Laporan tersebut juga memperingatkan, serangan Israel mencakup penghancuran kawasan pertanian di timur Gaza, silo tepung, dan perahu nelayan, serta pusat pasokan untuk organisasi bantuan, khususnya Badan Bantuan dan Pekerjaan PBB untuk Pengungsi Palestina (UNRWA).
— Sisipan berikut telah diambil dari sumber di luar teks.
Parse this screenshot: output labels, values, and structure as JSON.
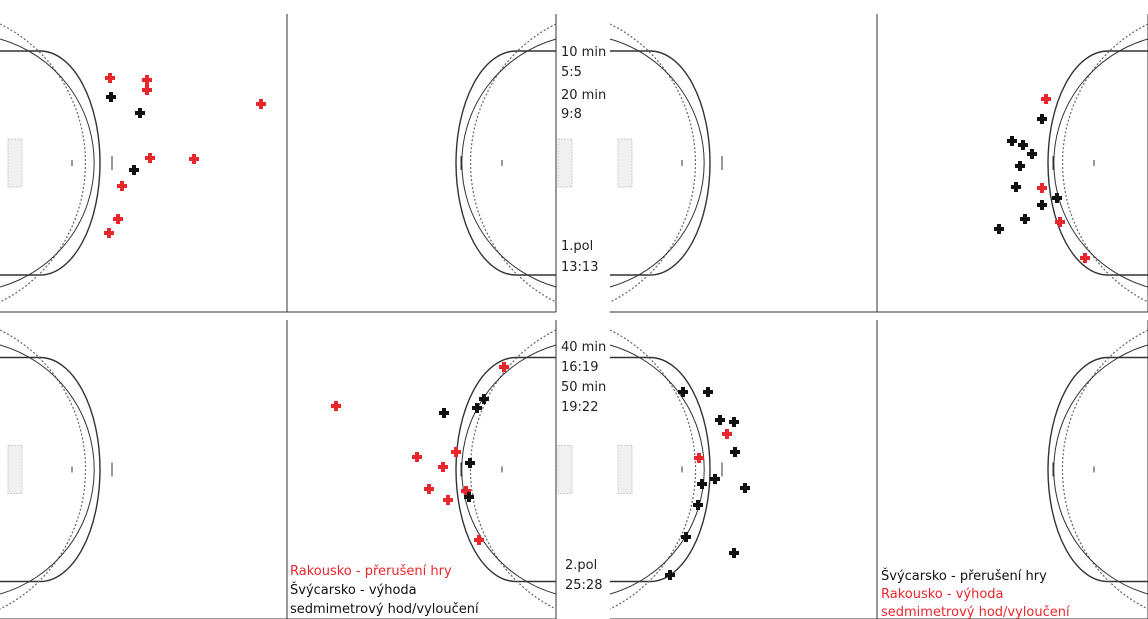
{
  "colors": {
    "red": "#e8272d",
    "black": "#111111",
    "line": "#333333"
  },
  "center_labels": {
    "top": [
      "10 min",
      "5:5",
      "20 min",
      "9:8"
    ],
    "half1": [
      "1.pol",
      "13:13"
    ],
    "bottom": [
      "40 min",
      "16:19",
      "50 min",
      "19:22"
    ],
    "half2": [
      "2.pol",
      "25:28"
    ]
  },
  "legend_left": {
    "red": "Rakousko - přerušení hry",
    "black1": "Švýcarsko - výhoda",
    "black2": "sedmimetrový hod/vyloučení"
  },
  "legend_right": {
    "black": "Švýcarsko - přerušení hry",
    "red1": "Rakousko - výhoda",
    "red2": "sedmimetrový hod/vyloučení"
  },
  "panels": {
    "p1": {
      "red": [
        [
          110,
          78
        ],
        [
          147,
          80
        ],
        [
          147,
          90
        ],
        [
          261,
          104
        ],
        [
          150,
          158
        ],
        [
          194,
          159
        ],
        [
          122,
          186
        ],
        [
          118,
          219
        ],
        [
          109,
          233
        ]
      ],
      "black": [
        [
          111,
          97
        ],
        [
          140,
          113
        ],
        [
          134,
          170
        ]
      ]
    },
    "p2": {
      "red": [
        [
          1046,
          99
        ],
        [
          1042,
          188
        ],
        [
          1060,
          222
        ],
        [
          1085,
          258
        ]
      ],
      "black": [
        [
          1042,
          119
        ],
        [
          1012,
          141
        ],
        [
          1023,
          145
        ],
        [
          1032,
          154
        ],
        [
          1020,
          166
        ],
        [
          1016,
          187
        ],
        [
          1057,
          198
        ],
        [
          1042,
          205
        ],
        [
          1025,
          219
        ],
        [
          999,
          229
        ]
      ]
    },
    "p3": {
      "red": [
        [
          504,
          367
        ],
        [
          336,
          406
        ],
        [
          417,
          457
        ],
        [
          456,
          452
        ],
        [
          443,
          467
        ],
        [
          429,
          489
        ],
        [
          466,
          491
        ],
        [
          448,
          500
        ],
        [
          479,
          540
        ]
      ],
      "black": [
        [
          484,
          399
        ],
        [
          477,
          408
        ],
        [
          444,
          413
        ],
        [
          470,
          463
        ],
        [
          469,
          497
        ]
      ]
    },
    "p4": {
      "red": [
        [
          727,
          434
        ],
        [
          699,
          458
        ]
      ],
      "black": [
        [
          683,
          392
        ],
        [
          708,
          392
        ],
        [
          720,
          420
        ],
        [
          734,
          422
        ],
        [
          735,
          452
        ],
        [
          715,
          479
        ],
        [
          702,
          484
        ],
        [
          745,
          488
        ],
        [
          698,
          505
        ],
        [
          686,
          537
        ],
        [
          734,
          553
        ],
        [
          670,
          575
        ]
      ]
    }
  }
}
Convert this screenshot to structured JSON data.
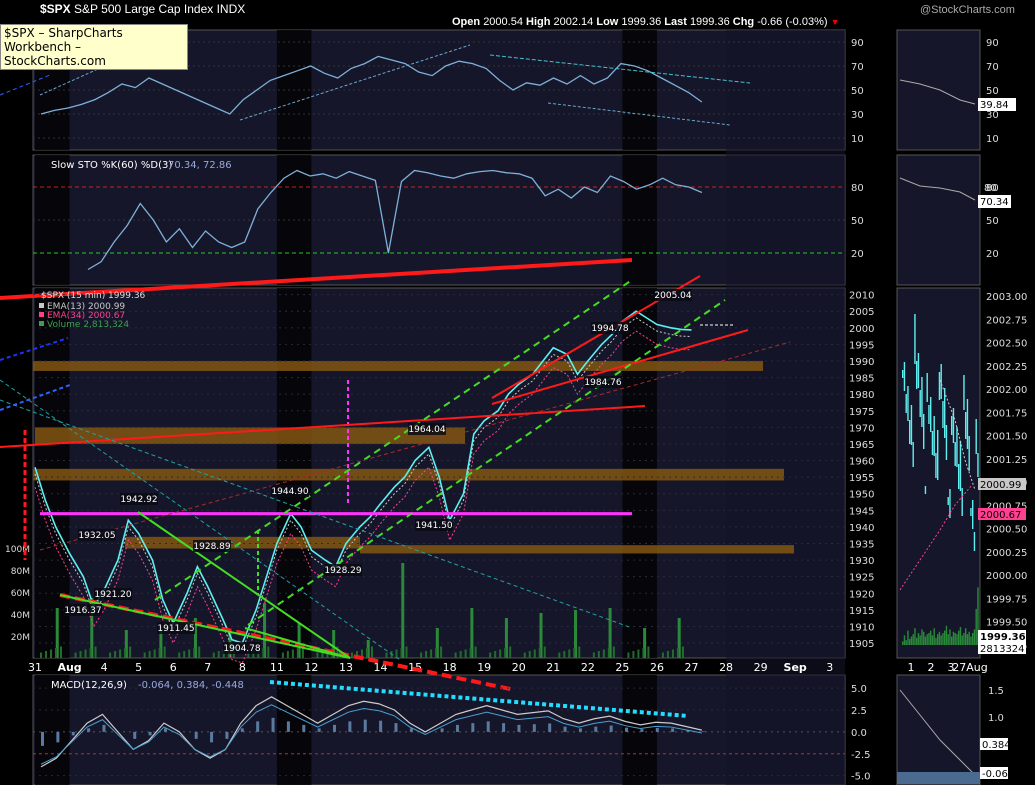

Padahal ratusan ribu warga Palestina yang mengungsi dan berlindung di sekolah-sekolah dan rumah sakit yang dikelola PBB bergantung pada bantuan UNRWA.

“Kami bergantung pada bantuan untuk memberi makan anak-anak kami,” kata Maysara Saad yang mengungsi bersama sembilan anaknya dari kota utara Beit Hanoon ke sebuah sekolah di Bani Suhaila, sebelah timur Khan Younis.

Saad mengatakan, tidak ada apa pun di toko, dan rak-raknya kosong. "Kami terpaksa mengungsi dari rumah kami untuk melindungi anak-anak kami, namun kami juga tidak ingin mereka mati kelaparan," ujarnya.

Pria berusia 59 tahun itu mengatakan, warga Bani Suhaila kerap datang ke sekolah untuk melihat apakah masih ada sisa bantuan untuk keluarganya.  “Seolah-olah Israel mengatakan kepada kita bahwa jika kita tidak mati akibat pemboman tersebut, mereka akan membuat kita mati karena kehausan, kelaparan, atau kedinginan. Ini adalah perang yang sangat kejam dan tidak memiliki rasa kemanusiaan," katanya.